Magnétisme et cellules souches
Ces microrobots transportent des cellules souches, des cellules capables de se transformer en n’importe quelle autre cellule de notre corps. Elles ont ainsi pour objectif de remplacer les cellules mortes au niveau de la lésion. Et, pour une administration ciblée, les scientifiques utilisent le magnétisme des particules qui composent les robots. Ce n’est pas tout, le magnétisme permet aussi de stimuler les cellules souches afin de favoriser la réparation.
Deux espèces modèles ont été utilisées pour prouver le concept : des souris et des poissons-zèbres.
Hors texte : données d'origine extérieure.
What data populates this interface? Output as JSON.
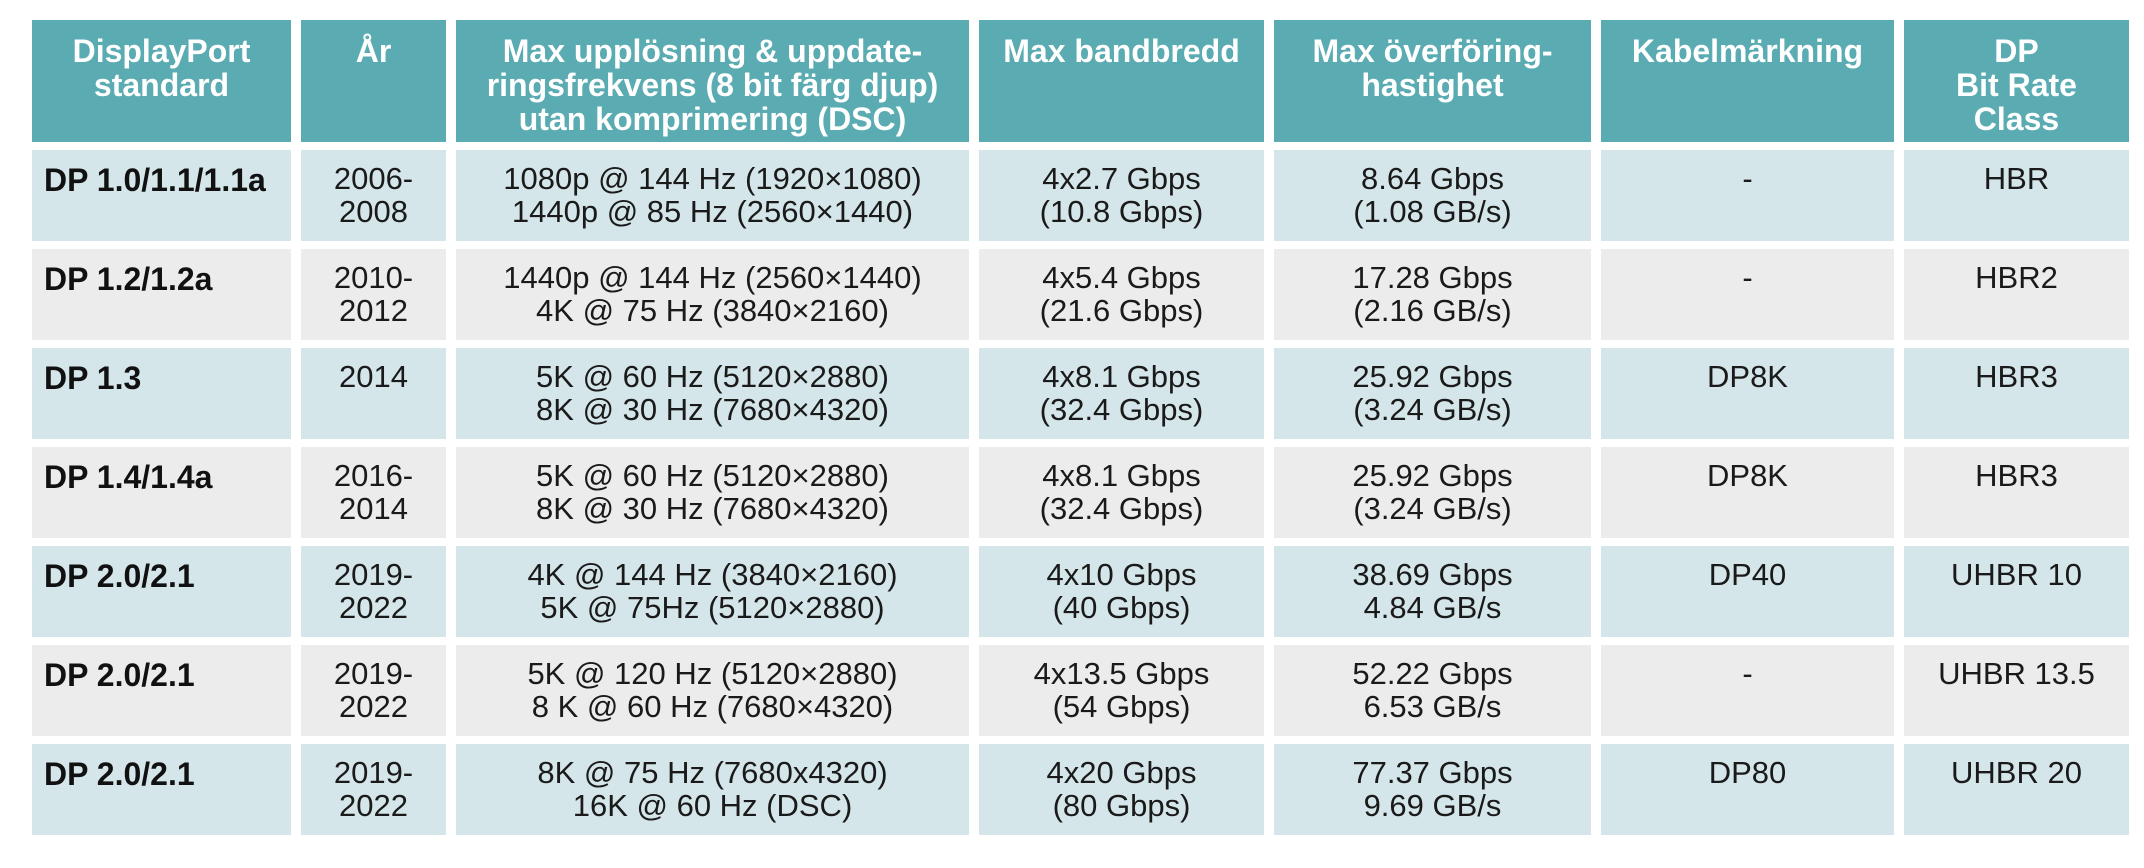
{
  "colors": {
    "header_bg": "#5aacb2",
    "row_blue": "#d5e6ea",
    "row_gray": "#ececec",
    "dash_accent": "#c0392b"
  },
  "headers": [
    [
      "DisplayPort",
      "standard"
    ],
    [
      "År"
    ],
    [
      "Max upplösning & uppdate-",
      "ringsfrekvens (8 bit färg djup)",
      "utan komprimering (DSC)"
    ],
    [
      "Max bandbredd"
    ],
    [
      "Max överföring-",
      "hastighet"
    ],
    [
      "Kabelmärkning"
    ],
    [
      "DP",
      "Bit Rate",
      "Class"
    ]
  ],
  "rows": [
    {
      "standard": "DP 1.0/1.1/1.1a",
      "year": [
        "2006-",
        "2008"
      ],
      "resolution": [
        "1080p @ 144 Hz (1920×1080)",
        "1440p @ 85 Hz (2560×1440)"
      ],
      "bandwidth": [
        "4x2.7 Gbps",
        "(10.8 Gbps)"
      ],
      "transfer": [
        "8.64 Gbps",
        "(1.08 GB/s)"
      ],
      "cable": "-",
      "bitrate": "HBR"
    },
    {
      "standard": "DP 1.2/1.2a",
      "year": [
        "2010-",
        "2012"
      ],
      "resolution": [
        "1440p @ 144 Hz (2560×1440)",
        "4K @ 75 Hz (3840×2160)"
      ],
      "bandwidth": [
        "4x5.4 Gbps",
        "(21.6 Gbps)"
      ],
      "transfer": [
        "17.28 Gbps",
        "(2.16 GB/s)"
      ],
      "cable": "-",
      "bitrate": "HBR2"
    },
    {
      "standard": "DP 1.3",
      "year": [
        "2014",
        ""
      ],
      "resolution": [
        "5K @ 60 Hz (5120×2880)",
        "8K @ 30 Hz (7680×4320)"
      ],
      "bandwidth": [
        "4x8.1 Gbps",
        "(32.4 Gbps)"
      ],
      "transfer": [
        "25.92 Gbps",
        "(3.24 GB/s)"
      ],
      "cable": "DP8K",
      "bitrate": "HBR3"
    },
    {
      "standard": "DP 1.4/1.4a",
      "year": [
        "2016-",
        "2014"
      ],
      "resolution": [
        "5K @ 60 Hz (5120×2880)",
        "8K @ 30 Hz (7680×4320)"
      ],
      "bandwidth": [
        "4x8.1 Gbps",
        "(32.4 Gbps)"
      ],
      "transfer": [
        "25.92 Gbps",
        "(3.24 GB/s)"
      ],
      "cable": "DP8K",
      "bitrate": "HBR3"
    },
    {
      "standard": "DP 2.0/2.1",
      "year": [
        "2019-",
        "2022"
      ],
      "resolution": [
        "4K @ 144 Hz (3840×2160)",
        "5K @ 75Hz (5120×2880)"
      ],
      "bandwidth": [
        "4x10 Gbps",
        "(40 Gbps)"
      ],
      "transfer": [
        "38.69 Gbps",
        "4.84 GB/s"
      ],
      "cable": "DP40",
      "bitrate": "UHBR 10"
    },
    {
      "standard": "DP 2.0/2.1",
      "year": [
        "2019-",
        "2022"
      ],
      "resolution": [
        "5K @ 120 Hz (5120×2880)",
        "8 K @ 60 Hz (7680×4320)"
      ],
      "bandwidth": [
        "4x13.5 Gbps",
        "(54 Gbps)"
      ],
      "transfer": [
        "52.22 Gbps",
        "6.53 GB/s"
      ],
      "cable": "-",
      "bitrate": "UHBR 13.5"
    },
    {
      "standard": "DP 2.0/2.1",
      "year": [
        "2019-",
        "2022"
      ],
      "resolution": [
        "8K @ 75 Hz (7680x4320)",
        "16K @ 60 Hz (DSC)"
      ],
      "bandwidth": [
        "4x20 Gbps",
        "(80 Gbps)"
      ],
      "transfer": [
        "77.37 Gbps",
        "9.69 GB/s"
      ],
      "cable": "DP80",
      "bitrate": "UHBR 20"
    }
  ]
}
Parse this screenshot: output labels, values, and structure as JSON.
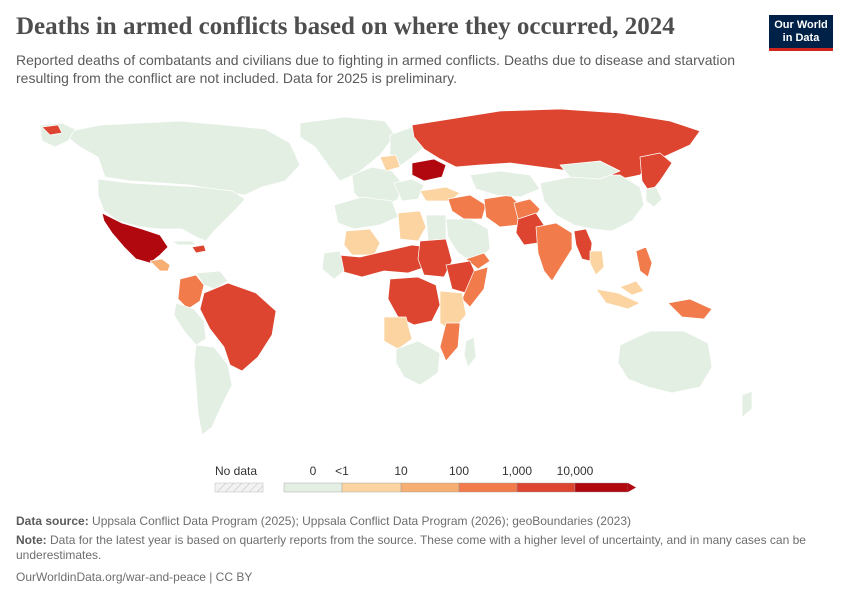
{
  "header": {
    "title": "Deaths in armed conflicts based on where they occurred, 2024",
    "subtitle": "Reported deaths of combatants and civilians due to fighting in armed conflicts. Deaths due to disease and starvation resulting from the conflict are not included. Data for 2025 is preliminary."
  },
  "logo": {
    "line1": "Our World",
    "line2": "in Data"
  },
  "legend": {
    "no_data_label": "No data",
    "bins": [
      "0",
      "<1",
      "10",
      "100",
      "1,000",
      "10,000"
    ],
    "colors": [
      "#e4efe4",
      "#fbd4a2",
      "#f6ae72",
      "#f17b4b",
      "#dd4530",
      "#b0080e"
    ],
    "no_data_color": "#f2f2f2"
  },
  "map_colors": {
    "none": "#e4efe4",
    "very_low": "#fbd4a2",
    "low": "#f6ae72",
    "medium": "#f17b4b",
    "high": "#dd4530",
    "very_high": "#b0080e",
    "border": "#ffffff"
  },
  "footer": {
    "source_label": "Data source:",
    "source_text": "Uppsala Conflict Data Program (2025); Uppsala Conflict Data Program (2026); geoBoundaries (2023)",
    "note_label": "Note:",
    "note_text": "Data for the latest year is based on quarterly reports from the source. These come with a higher level of uncertainty, and in many cases can be underestimates.",
    "url": "OurWorldinData.org/war-and-peace | CC BY"
  }
}
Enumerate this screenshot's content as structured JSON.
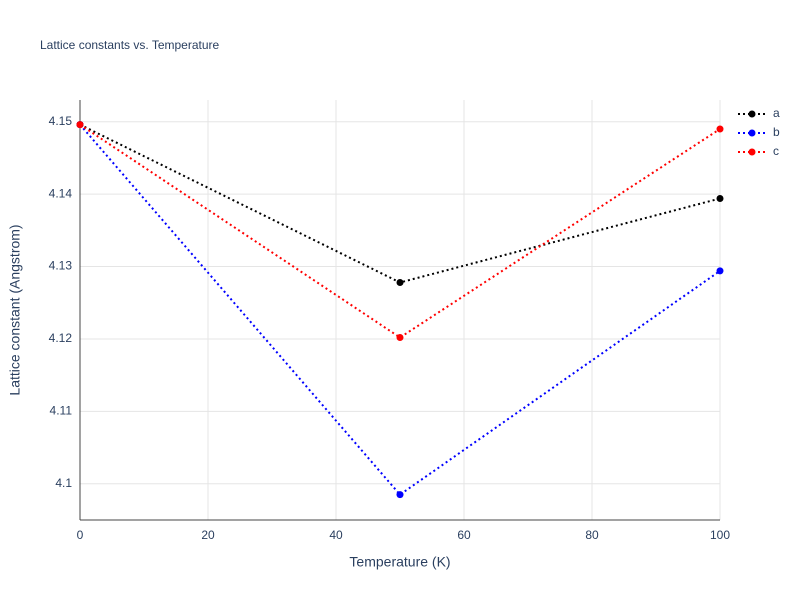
{
  "chart_data": {
    "type": "line",
    "title": "Lattice constants vs. Temperature",
    "x_label": "Temperature (K)",
    "y_label": "Lattice constant (Angstrom)",
    "x": [
      0,
      50,
      100
    ],
    "series": [
      {
        "name": "a",
        "color": "#000000",
        "values": [
          4.1496,
          4.1278,
          4.1394
        ]
      },
      {
        "name": "b",
        "color": "#0000ff",
        "values": [
          4.1496,
          4.0985,
          4.1294
        ]
      },
      {
        "name": "c",
        "color": "#ff0000",
        "values": [
          4.1496,
          4.1202,
          4.149
        ]
      }
    ],
    "xlim": [
      0,
      100
    ],
    "xticks": [
      0,
      20,
      40,
      60,
      80,
      100
    ],
    "ylim": [
      4.095,
      4.153
    ],
    "yticks": [
      4.1,
      4.11,
      4.12,
      4.13,
      4.14,
      4.15
    ],
    "grid": true,
    "legend": "top-right"
  }
}
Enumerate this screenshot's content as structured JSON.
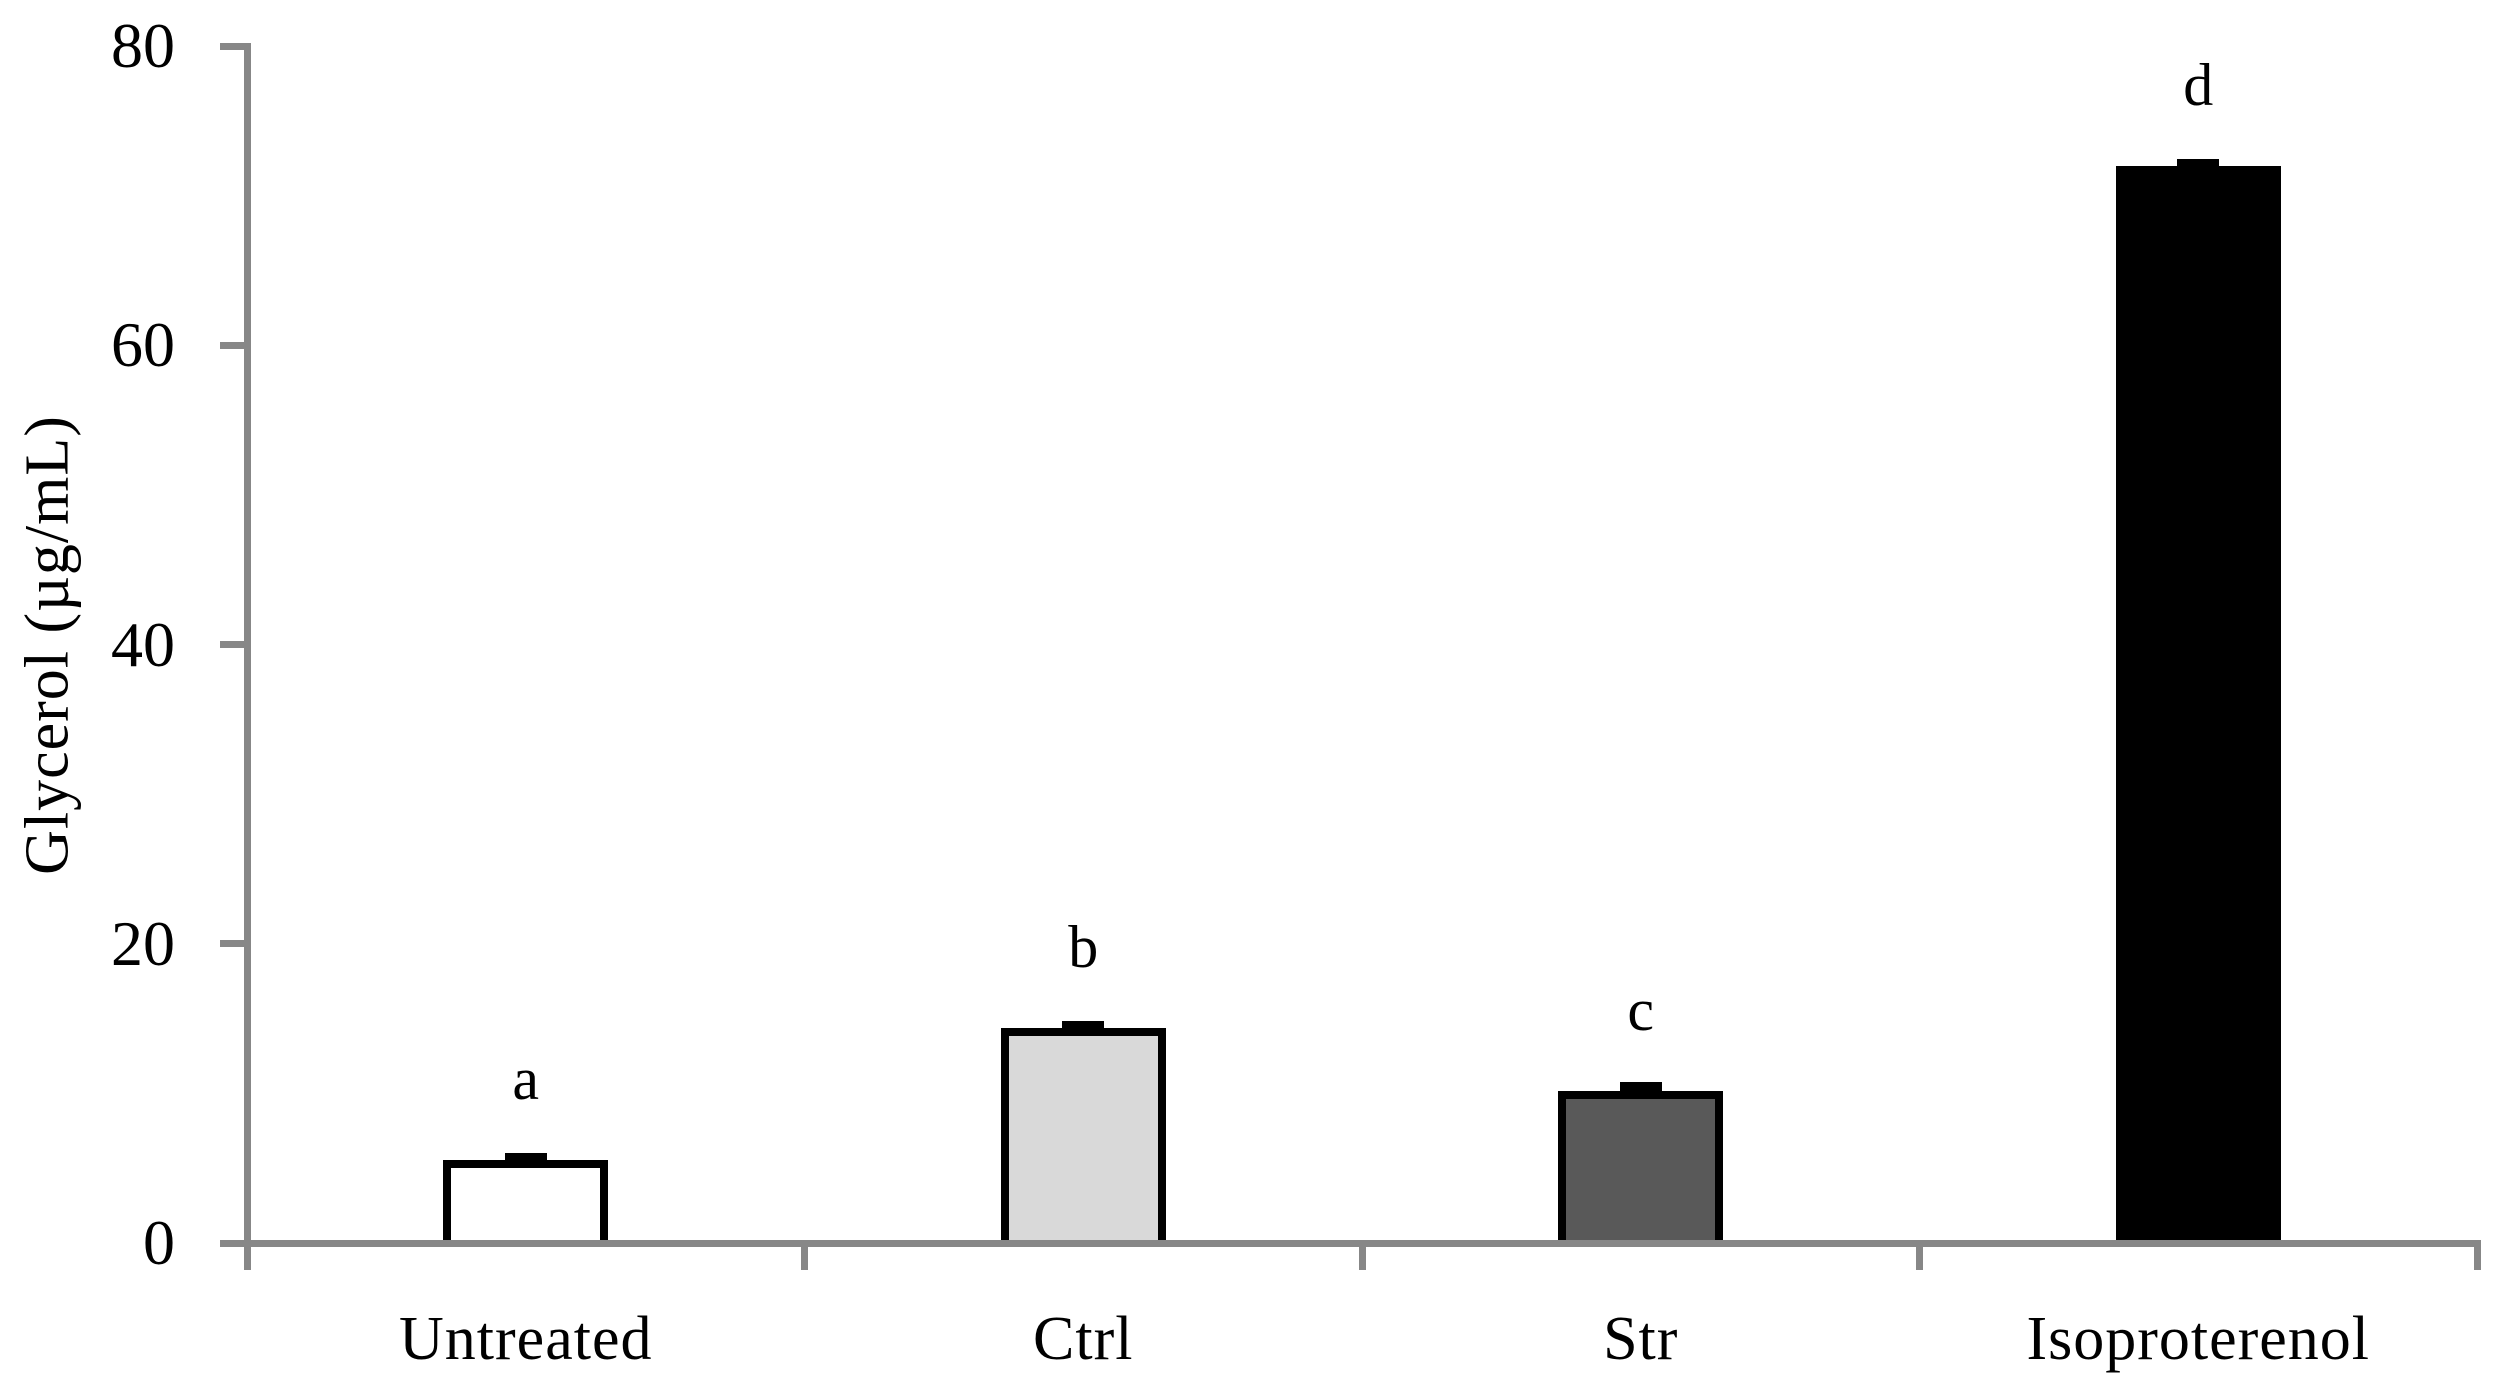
{
  "figure": {
    "background": "#ffffff"
  },
  "chart_data": {
    "type": "bar",
    "title": "",
    "xlabel": "",
    "ylabel": "Glycerol (µg/mL)",
    "categories": [
      "Untreated",
      "Ctrl",
      "Str",
      "Isoproterenol"
    ],
    "values": [
      5.3,
      14.1,
      9.9,
      71.7
    ],
    "errors": [
      0.3,
      0.3,
      0.4,
      0.3
    ],
    "sig_labels": [
      "a",
      "b",
      "c",
      "d"
    ],
    "ylim": [
      0,
      80
    ],
    "yticks": [
      0,
      20,
      40,
      60,
      80
    ],
    "grid": false,
    "legend_position": "none",
    "bar_fill_colors": [
      "#ffffff",
      "#d9d9d9",
      "#595959",
      "#000000"
    ],
    "bar_border_color": "#000000",
    "error_bar_color": "#000000",
    "axis_color": "#878787",
    "text_color": "#000000"
  }
}
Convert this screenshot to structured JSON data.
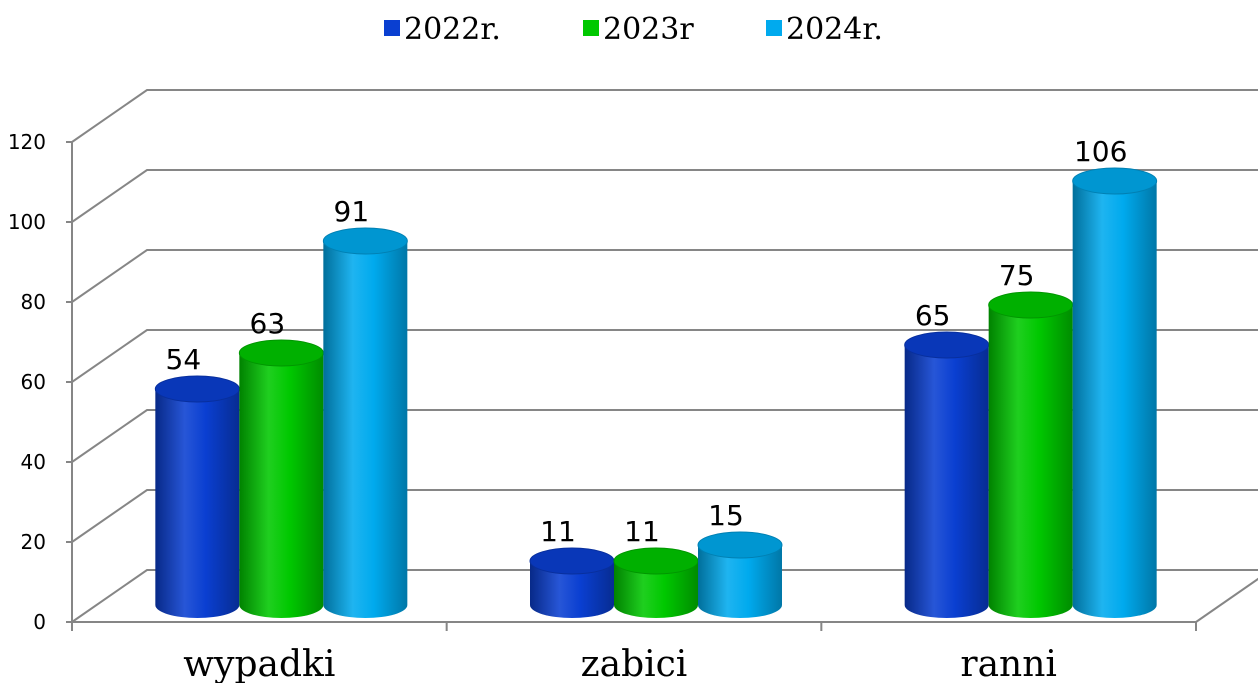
{
  "chart_data": {
    "type": "bar",
    "style": "3d-cylinder",
    "categories": [
      "wypadki",
      "zabici",
      "ranni"
    ],
    "series": [
      {
        "name": "2022r.",
        "values": [
          54,
          11,
          65
        ],
        "color": "#0a3fd1"
      },
      {
        "name": "2023r",
        "values": [
          63,
          11,
          75
        ],
        "color": "#00c800"
      },
      {
        "name": "2024r.",
        "values": [
          91,
          15,
          106
        ],
        "color": "#00aaee"
      }
    ],
    "y_ticks": [
      "0",
      "20",
      "40",
      "60",
      "80",
      "100",
      "120"
    ],
    "ylim": [
      0,
      120
    ],
    "grid": true,
    "legend_position": "top-center"
  }
}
Chez ces deux espèces, une amélioration de leurs capacités motrices ainsi qu’un comportement exploratoire rétabli ont été observés quelques jours après le traitement.
À l’heure de la polémique sur la pollution des microplastiques, les chercheurs helvètes affirment que ces microrobots se dissolvent entièrement dans le corps. D’autres études restent donc à développer afin de définir le devenir à long terme de ces particules.